Mary continues, “It is also critical the patient know he/she is the care team captain. Patients must understand that without their cooperation and participation in the plan of care, the goal changes from wound closure to maintenance and infection prevention. The patient is free to choose and is aware the decision will become part of the medical record. A clinician can’t force care on a patient, nor can we wave a magic wand and compensate for poor lifestyle choices. This discussion with the patient may be revisited whenever it is appropriate based on the situation at hand, but it must be nonconfrontational and nonjudgmental.”

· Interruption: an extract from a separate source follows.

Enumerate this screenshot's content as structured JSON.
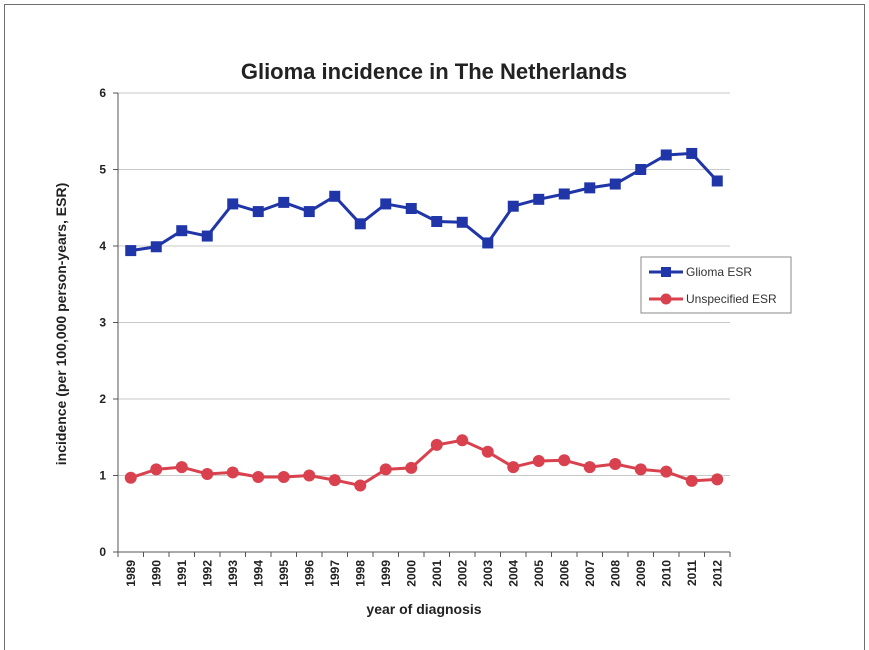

Anyone who knows Mary’s spirit, humor, and straight-talking approach to life and provision of care can respect her management style. If her relationships with colleagues and other wound care professionals are any indication, she is forceful yet friendly, spunky yet sensitive, no-nonsense and knowledgeable — attributes that probably can convince even the most ornery patient to shape up and do what is necessary to heal and stay healthy. In her work, Mary gladly takes the role of advisor, offering the real person in charge — the patient — the information and guidance needed to achieve the best possible outcome. As the Irish redhead with the at-risk skin, Mary has used her heritage and experience to help guide her patients and her scope of practice.

This article was not subject to the Ostomy Wound Management peer-review process.